La inminente Copa Mundial de Fútbol 2026, organizado por México, Estados Unidos y Canadá, no logrará ocultar el intento de limpieza étnica de la población palestina, los bombardeos israelíes y estadounidenses contra Irán, el secuestro del presidente venezolano, las redadas antiinmigrantes y las agresivas medidas y la descarada injerencia del gobierno reaccionario de Donald Trump. Será un Mundial con una guerra abierta entre Rusia y Ucrania, conflictos armados en Sudán y República Democrática del Congo, catástrofes climáticas y la continuidad del expolio de los recursos naturales para beneficiar a unos pocos conglomerados financieros. Ningún gol podrá aliviar las violaciones a los derechos humanos, la violencia contra las mujeres, los intentos de recolonización, la discriminación racista o el incremento de las afecciones de salud mental.

Asistiremos a una sofisticada ingeniería tecnológica, que fuera de la competencia deportiva ya está siendo usada para vigilar a las poblaciones y asesinar selectivamente. Los juegos tendrán lugar en un escenario geopolítico que, más allá de sus resultados deportivos estará signado por un nuevo (des)equilibrio internacional que ya no estará asentado sobre la hegemonía del eje occidental.

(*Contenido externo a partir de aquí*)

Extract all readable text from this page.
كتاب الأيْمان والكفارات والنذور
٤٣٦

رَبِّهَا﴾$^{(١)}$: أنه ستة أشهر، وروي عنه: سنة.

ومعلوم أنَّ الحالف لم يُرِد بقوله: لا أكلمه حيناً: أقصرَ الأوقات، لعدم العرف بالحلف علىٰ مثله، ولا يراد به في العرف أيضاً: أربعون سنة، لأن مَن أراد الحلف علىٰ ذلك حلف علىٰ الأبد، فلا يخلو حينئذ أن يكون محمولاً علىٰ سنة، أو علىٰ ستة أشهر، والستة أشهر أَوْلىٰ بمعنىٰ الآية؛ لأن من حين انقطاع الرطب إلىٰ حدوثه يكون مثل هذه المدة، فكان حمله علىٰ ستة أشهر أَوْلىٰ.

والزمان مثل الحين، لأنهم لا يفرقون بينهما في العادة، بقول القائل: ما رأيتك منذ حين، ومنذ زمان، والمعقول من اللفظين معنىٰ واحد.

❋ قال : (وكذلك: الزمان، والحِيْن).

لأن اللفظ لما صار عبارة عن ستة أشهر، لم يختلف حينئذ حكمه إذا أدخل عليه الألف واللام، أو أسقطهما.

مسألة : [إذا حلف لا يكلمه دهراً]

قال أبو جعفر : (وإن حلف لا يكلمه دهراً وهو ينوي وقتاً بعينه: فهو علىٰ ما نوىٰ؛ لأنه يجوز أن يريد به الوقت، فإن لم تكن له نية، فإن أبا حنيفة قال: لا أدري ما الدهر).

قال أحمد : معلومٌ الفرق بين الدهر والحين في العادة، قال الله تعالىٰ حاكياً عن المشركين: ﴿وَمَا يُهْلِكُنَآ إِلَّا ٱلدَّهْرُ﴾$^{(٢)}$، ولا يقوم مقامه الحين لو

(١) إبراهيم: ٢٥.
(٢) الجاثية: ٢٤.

Sucede que el fútbol y el deporte en general, absorbido por intereses mezquinos, convierte la alegría en mercancía y el juego en negocio. Los mundiales y megaproyectos deportivos no favorecen a las comunidades, ponen las ganancias por encima de la vida y venden la ilusión efímera de que la felicidad puede vestirse con la casaca de un equipo nacional.

Frente al futbol espectáculo, frente al fútbol que oculta la desigualdad y la discriminación, es preciso reivindicar el futbol de los barrios, de las comunidades y de los pueblos. El fútbol que siempre nace y se nutre del corazón de los desheredados, de los excluidos y despojados.

Otro fútbol es posible e imprescindible, el que sirve al encuentro y a la paz, no a la división, a la manipulación o al enfrentamiento. Ese fútbol que hoy crece desde la convicción de todas y todos aquellos que queremos un mundo justo, con igualdad de derechos y oportunidades de desarrollo para todo ser humano sobre la Tierra, por el solo hecho de haber nacido. Un mundo humanista.

Javier Tolcachier es investigador del Centro Mundial de Estudios Humanistas, comunicador en Agencia Internacional de Noticias Pressenza e integrante del Secretariado del Foro Humanista Mundial.